Training strategy: I had some trouble creating my own recovery data for the additional tracks, so I opted instead to improve the training process itself by guiding the model to steer more assertively when going round bends -- this was achieved by introducing an exponentially weighted loss function which grew in accordance with the exponential of the square of the steering angle. This did not eliminate the need for recovery example data by any means, but certainly helped obviate the need to skew the data more towards sections that had lots of curves -- in the case of track 1, this would have necessitated discarding a lot of perfectly good data.
Equipment and setup: I personally recommend driving in autonomous mode on a local machine equipped with a GPU rather than on the workspace, in order to minimise lag times. Unfortunately even a small amount of processing lag can have a noticeable destabilising effect in many scenarios during autonomous driving mode, since the model is just not very robust even after many epochs of training with all of the varied data collecting and augmenting methods described previously.
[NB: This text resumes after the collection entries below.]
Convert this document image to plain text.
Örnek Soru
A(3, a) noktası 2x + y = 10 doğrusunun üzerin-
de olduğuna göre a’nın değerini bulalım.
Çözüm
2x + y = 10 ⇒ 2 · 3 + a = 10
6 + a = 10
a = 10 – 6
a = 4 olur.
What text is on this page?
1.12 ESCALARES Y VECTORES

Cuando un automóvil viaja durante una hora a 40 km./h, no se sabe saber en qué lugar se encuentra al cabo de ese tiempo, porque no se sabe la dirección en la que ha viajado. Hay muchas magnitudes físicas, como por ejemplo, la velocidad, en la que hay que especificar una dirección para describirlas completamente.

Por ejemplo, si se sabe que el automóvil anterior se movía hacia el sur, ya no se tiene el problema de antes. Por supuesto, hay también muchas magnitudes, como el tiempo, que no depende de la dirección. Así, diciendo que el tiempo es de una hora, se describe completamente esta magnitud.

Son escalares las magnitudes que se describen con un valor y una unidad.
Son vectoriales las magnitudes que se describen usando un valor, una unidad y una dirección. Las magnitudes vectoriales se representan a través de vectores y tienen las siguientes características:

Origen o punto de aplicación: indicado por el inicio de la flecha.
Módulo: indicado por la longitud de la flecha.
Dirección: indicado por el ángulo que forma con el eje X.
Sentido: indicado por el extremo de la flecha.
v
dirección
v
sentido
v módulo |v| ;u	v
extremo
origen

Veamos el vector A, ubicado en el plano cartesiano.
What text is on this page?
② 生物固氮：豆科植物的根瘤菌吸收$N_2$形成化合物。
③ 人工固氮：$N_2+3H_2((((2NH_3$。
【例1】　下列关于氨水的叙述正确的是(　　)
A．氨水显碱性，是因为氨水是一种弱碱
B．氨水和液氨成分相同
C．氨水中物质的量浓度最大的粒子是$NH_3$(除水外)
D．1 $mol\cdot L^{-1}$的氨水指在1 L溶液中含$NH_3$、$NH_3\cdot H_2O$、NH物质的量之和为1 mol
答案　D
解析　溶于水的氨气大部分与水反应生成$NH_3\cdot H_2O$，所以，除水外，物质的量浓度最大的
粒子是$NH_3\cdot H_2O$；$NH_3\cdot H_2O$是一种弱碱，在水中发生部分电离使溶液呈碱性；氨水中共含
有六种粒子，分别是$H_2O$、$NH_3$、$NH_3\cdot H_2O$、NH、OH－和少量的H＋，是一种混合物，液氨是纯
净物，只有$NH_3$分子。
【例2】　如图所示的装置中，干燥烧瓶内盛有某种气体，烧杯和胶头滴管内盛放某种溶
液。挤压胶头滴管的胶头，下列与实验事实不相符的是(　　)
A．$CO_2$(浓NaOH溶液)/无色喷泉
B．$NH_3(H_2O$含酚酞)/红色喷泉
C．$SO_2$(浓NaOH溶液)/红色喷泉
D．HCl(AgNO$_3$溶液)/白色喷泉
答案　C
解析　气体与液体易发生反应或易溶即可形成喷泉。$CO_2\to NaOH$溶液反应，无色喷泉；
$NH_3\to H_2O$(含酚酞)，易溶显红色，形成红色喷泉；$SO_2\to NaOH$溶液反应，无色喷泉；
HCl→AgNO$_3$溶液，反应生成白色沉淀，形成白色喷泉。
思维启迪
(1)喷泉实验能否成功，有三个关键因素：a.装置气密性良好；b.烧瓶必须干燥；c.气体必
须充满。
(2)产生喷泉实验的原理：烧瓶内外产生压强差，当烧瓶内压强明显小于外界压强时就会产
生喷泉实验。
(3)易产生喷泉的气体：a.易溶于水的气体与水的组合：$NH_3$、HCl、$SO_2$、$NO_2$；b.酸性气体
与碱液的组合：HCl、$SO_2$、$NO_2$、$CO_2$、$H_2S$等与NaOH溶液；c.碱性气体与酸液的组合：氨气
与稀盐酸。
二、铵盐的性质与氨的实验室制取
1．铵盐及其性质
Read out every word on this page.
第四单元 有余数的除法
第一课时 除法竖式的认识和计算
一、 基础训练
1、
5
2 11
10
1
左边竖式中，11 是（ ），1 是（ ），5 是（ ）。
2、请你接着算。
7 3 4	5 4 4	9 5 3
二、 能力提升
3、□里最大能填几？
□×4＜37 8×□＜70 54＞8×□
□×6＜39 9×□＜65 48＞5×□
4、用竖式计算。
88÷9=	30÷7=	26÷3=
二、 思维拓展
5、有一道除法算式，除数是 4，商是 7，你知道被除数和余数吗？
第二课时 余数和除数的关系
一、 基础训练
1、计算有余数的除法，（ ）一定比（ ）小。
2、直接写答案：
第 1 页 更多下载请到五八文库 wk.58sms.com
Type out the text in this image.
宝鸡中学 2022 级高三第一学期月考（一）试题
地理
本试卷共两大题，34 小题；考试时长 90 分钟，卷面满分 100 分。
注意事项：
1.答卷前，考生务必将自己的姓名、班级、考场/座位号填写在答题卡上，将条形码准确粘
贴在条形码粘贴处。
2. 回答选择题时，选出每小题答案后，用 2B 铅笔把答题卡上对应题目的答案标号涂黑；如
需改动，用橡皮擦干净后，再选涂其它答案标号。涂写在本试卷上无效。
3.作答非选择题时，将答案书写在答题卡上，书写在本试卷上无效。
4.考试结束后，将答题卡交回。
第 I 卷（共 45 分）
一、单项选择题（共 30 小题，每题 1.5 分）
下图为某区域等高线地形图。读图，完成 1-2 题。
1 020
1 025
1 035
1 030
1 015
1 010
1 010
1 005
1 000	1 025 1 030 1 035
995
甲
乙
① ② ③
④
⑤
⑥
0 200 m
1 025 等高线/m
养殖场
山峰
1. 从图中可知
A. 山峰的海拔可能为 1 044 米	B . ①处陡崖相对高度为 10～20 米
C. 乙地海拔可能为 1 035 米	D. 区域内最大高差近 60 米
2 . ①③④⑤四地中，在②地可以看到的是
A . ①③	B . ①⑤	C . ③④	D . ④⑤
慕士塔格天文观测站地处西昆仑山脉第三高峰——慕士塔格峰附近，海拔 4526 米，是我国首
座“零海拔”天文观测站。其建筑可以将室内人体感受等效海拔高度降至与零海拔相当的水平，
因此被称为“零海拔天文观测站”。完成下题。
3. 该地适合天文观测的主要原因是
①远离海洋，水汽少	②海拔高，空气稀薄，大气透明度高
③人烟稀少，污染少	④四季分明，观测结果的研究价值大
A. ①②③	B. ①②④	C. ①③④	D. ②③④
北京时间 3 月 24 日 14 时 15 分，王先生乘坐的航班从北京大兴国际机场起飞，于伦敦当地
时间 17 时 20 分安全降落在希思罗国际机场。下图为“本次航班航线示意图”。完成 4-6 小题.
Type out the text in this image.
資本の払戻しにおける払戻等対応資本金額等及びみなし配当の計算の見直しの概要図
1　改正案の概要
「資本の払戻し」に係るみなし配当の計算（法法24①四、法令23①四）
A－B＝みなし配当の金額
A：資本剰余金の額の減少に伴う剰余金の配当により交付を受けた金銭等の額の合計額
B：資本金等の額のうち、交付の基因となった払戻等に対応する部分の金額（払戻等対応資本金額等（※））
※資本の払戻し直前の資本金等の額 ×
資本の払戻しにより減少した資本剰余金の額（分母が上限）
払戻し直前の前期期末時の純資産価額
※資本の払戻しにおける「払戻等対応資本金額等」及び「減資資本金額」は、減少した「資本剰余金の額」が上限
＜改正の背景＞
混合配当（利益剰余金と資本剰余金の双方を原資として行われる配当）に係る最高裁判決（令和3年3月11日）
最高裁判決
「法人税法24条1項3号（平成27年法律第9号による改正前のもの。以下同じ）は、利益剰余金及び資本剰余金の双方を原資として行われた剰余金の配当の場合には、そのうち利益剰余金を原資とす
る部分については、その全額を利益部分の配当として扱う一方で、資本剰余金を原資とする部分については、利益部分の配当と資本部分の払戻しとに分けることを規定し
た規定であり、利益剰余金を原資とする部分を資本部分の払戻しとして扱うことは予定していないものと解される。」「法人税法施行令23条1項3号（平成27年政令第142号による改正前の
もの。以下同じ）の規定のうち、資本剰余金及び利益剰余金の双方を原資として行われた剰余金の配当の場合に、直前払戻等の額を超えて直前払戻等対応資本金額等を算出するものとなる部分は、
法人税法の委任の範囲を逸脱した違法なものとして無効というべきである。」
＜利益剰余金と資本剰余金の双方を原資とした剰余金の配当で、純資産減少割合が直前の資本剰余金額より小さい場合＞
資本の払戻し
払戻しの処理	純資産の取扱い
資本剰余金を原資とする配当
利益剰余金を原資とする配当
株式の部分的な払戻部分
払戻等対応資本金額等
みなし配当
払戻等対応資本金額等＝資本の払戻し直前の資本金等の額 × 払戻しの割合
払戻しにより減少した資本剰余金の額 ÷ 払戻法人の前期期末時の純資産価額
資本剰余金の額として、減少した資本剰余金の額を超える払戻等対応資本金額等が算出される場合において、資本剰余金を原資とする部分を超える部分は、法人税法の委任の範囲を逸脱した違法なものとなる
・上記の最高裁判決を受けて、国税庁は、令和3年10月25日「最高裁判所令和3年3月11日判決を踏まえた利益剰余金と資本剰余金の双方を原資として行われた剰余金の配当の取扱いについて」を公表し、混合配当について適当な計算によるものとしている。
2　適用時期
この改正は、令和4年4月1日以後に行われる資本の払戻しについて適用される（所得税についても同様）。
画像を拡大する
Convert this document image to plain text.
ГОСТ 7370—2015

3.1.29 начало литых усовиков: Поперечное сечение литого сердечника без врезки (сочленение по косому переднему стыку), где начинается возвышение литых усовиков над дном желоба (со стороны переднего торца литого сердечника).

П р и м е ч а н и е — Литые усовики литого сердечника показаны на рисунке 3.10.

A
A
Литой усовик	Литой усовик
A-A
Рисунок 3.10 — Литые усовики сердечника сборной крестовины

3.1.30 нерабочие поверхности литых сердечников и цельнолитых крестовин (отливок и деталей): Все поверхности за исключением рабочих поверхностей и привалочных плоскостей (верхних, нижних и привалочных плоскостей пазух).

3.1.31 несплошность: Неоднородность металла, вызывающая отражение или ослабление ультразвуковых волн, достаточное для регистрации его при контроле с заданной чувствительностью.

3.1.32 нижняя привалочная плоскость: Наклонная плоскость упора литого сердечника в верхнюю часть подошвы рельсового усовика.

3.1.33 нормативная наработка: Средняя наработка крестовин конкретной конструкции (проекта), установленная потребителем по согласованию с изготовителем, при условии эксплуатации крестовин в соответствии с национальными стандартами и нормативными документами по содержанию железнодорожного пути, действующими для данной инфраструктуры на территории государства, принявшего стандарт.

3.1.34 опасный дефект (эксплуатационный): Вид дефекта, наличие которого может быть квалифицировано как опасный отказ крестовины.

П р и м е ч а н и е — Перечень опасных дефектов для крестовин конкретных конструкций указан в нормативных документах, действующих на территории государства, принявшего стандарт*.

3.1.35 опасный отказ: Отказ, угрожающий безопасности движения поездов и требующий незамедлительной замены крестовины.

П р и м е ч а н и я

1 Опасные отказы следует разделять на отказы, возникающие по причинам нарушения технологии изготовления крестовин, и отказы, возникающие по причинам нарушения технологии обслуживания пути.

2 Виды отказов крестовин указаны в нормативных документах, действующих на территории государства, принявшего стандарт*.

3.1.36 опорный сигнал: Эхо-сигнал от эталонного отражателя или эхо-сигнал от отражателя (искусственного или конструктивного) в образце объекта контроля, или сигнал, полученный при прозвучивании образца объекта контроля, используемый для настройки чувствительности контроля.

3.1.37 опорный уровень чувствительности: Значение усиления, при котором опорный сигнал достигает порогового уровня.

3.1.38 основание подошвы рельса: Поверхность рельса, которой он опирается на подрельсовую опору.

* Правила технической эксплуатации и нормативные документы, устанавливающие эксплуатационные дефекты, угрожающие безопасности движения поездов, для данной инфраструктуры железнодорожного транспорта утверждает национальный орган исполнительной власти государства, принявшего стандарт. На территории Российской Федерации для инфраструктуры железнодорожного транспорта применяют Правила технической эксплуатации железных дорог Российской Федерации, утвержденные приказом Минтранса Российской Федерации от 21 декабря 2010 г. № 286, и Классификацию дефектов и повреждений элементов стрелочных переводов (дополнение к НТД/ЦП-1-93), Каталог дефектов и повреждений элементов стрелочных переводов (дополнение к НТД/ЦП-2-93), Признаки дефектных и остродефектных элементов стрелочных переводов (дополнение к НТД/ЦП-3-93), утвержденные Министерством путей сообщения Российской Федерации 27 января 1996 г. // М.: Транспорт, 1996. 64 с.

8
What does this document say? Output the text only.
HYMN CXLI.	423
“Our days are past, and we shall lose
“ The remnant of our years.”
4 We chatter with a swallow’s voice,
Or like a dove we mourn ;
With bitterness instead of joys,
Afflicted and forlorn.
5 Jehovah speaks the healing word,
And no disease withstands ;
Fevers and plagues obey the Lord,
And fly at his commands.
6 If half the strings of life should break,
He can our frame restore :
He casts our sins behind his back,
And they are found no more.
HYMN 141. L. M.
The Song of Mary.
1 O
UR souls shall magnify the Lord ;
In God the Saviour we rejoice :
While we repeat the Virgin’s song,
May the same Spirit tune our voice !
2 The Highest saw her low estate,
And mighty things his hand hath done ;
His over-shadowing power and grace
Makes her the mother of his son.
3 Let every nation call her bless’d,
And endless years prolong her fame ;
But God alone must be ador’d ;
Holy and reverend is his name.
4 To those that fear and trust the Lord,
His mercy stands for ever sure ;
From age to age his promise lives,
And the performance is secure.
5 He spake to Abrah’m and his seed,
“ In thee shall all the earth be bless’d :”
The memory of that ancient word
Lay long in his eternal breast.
I have every intention of revisiting this project in the very near future. The first order of business is to augment more track 2 driving and recovery data and attempt to help the model complete this track successfully.
Look-ahead parameter: another major topic is exploring options to address the time lags occurring in the processing and execution steps. To this end, during training, instead of feeding the current steering angle, it might be a better idea to look a bit further ahead by a few frames, in anticipation of the ever existent (but likely nonuniform) processing lag. Hence, by implementing a tuneable look-ahead parameter to advance the steering angle labels by a fixed number of frames, it might be possible to improve the model's performance by helping it steer more proactively and stay close to the centre of the path at all times.
I also see numerous opportunities for refinement, ranging from architecture tweaks, exploring the right choices for critical hyperparameters, all the way down to the specifics of identifying the best kind of raw data and augmentation strategies, not to mention the best loss functions and optimisers based on the application or task / goal at hand.